I’m a homeschool mom who has a passion that my kids learn subjects in ways that actually benefit their thinking skills. I like what you are trying to say/get across. Your goal clearly isn’t “use video”, rather your goal seems to be teaching students to think. It reminds me of the Benezet articles I read years ago. (I’m assuming you’ve heard of him, but there is a series of 3 articles online that attempts to explain his approach. I wish I had more on him.) The basis really is that crossover between intuition and exactness. I think some people, such as my nephew, are really born with math intuition that extends quite far. Others have to be coaxed towards it, such as my oldest son! The goal isn’t to be catchy. The goal is to extend that intuition, the actual understanding of a problem, so that there is little to no jump in performing the math required to gain an exact answer. Your approach, whatever media or paper or illustrations you may use to get it across, gives students the belief that they CAN understand, they CAN think, that math CAN make sense to them.

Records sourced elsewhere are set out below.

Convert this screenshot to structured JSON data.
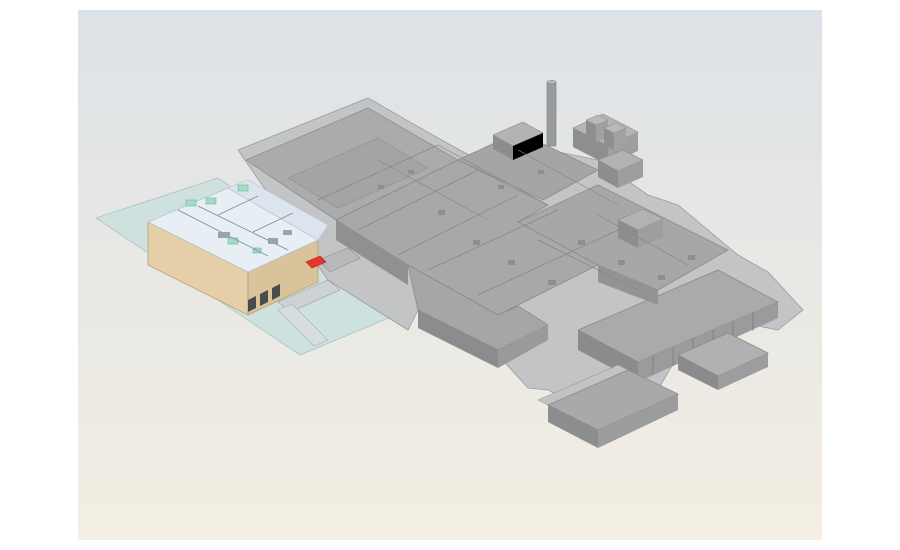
{
  "scene": {
    "subject": "isometric-facility-model",
    "colors": {
      "background_top": "#dfe3e6",
      "background_bottom": "#f3ede2",
      "building_roof": "#a9aaac",
      "building_side": "#8e8f91",
      "building_dark": "#6f7072",
      "ground_slab": "#c9cacc",
      "new_building_roof": "#e6eef4",
      "new_building_wall": "#e6d3b0",
      "site_pad": "#cfe0df",
      "ductwork": "#9fd8c2",
      "highlight": "#e8352b"
    }
  }
}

However, this all really intimidates me! I’ve made it easily to 7th grade math with my kids. I have no problem causing them to think, explaining it in an understandable way, keeping it interesting to a degree … but looking at the levels which you are teaching makes me think, there is NO way I can get that far with them unless I go back to school!

this strikes me as stronger presentation of the puzzle

Why?

I should be clear I didn’t mean stronger than the video, I mean stronger than the original presentation.

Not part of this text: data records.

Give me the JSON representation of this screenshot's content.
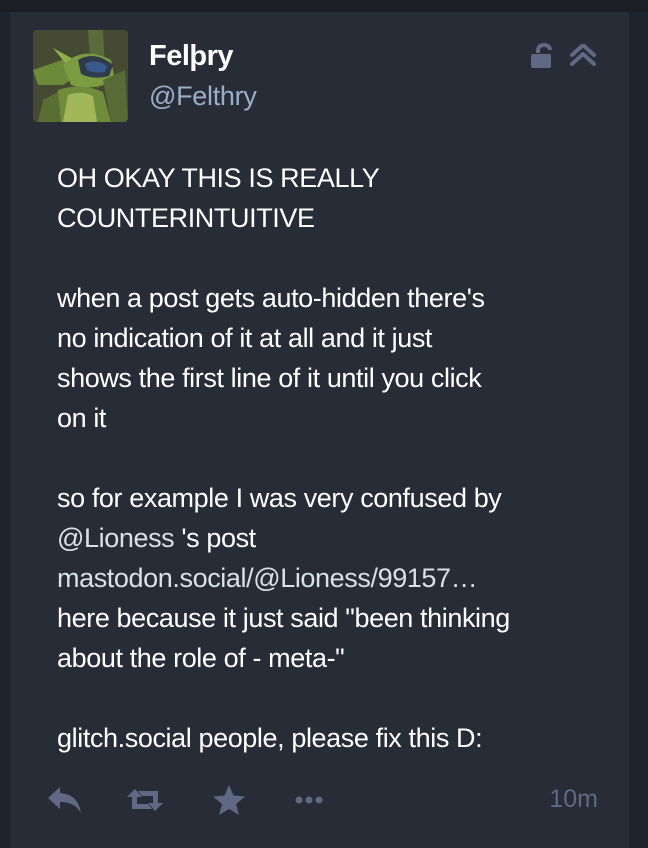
{
  "status": {
    "author": {
      "display_name": "Felþry",
      "handle": "@Felthry"
    },
    "content": {
      "paragraph_1": [
        "OH OKAY THIS IS REALLY",
        "COUNTERINTUITIVE"
      ],
      "paragraph_2": [
        "when a post gets auto-hidden there's",
        "no indication of it at all and it just",
        "shows the first line of it until you click",
        "on it"
      ],
      "paragraph_3": {
        "line_1": "so for example I was very confused by",
        "mention": "@Lioness",
        "after_mention": " 's post",
        "link": "mastodon.social/@Lioness/99157…",
        "line_4": "here because it just said \"been thinking",
        "line_5": "about the role of - meta-\""
      },
      "paragraph_4": [
        "glitch.social people, please fix this D:"
      ]
    },
    "timestamp": "10m"
  },
  "icons": {
    "visibility": "unlocked-icon",
    "collapse": "double-chevron-up-icon",
    "reply": "reply-icon",
    "boost": "boost-icon",
    "favourite": "star-icon",
    "more": "more-icon"
  },
  "colors": {
    "background": "#282c37",
    "text": "#ffffff",
    "secondary": "#9baec8",
    "icon": "#606984",
    "mention": "#d9e1e8"
  }
}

It is not practical to make everything a video (at least at the moment?) So techniques to improve dead-tree problems into better dead-tree problems are helpful.

Yeah, the other way sounds like “Here’s this pig, you put the lipstick on it, kids.” That ain’t good, and it sure ain’t math!

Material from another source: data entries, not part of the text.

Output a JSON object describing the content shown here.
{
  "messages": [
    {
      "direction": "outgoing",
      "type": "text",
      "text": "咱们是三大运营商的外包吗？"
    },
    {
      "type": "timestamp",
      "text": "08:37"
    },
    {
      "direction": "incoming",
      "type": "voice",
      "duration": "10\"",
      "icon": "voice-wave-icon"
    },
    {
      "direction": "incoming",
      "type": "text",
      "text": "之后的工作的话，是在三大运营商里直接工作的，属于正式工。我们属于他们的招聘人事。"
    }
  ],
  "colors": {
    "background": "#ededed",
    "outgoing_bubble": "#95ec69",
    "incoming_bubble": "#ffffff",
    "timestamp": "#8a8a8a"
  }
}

At some point, though, don’t there have to be some “dry problems” in a curriculum? Sticking with geometry, here’s a dry one: “What happens when you connect the midpoints of a quadrilateral?” This is a great problem with plenty of “legs” (it can be revisited several times) and students have a terrific time exploring it. I don’t see how a video introduction to the problem could work without killing the “aha”.

Good luck to everyone starting the new school year!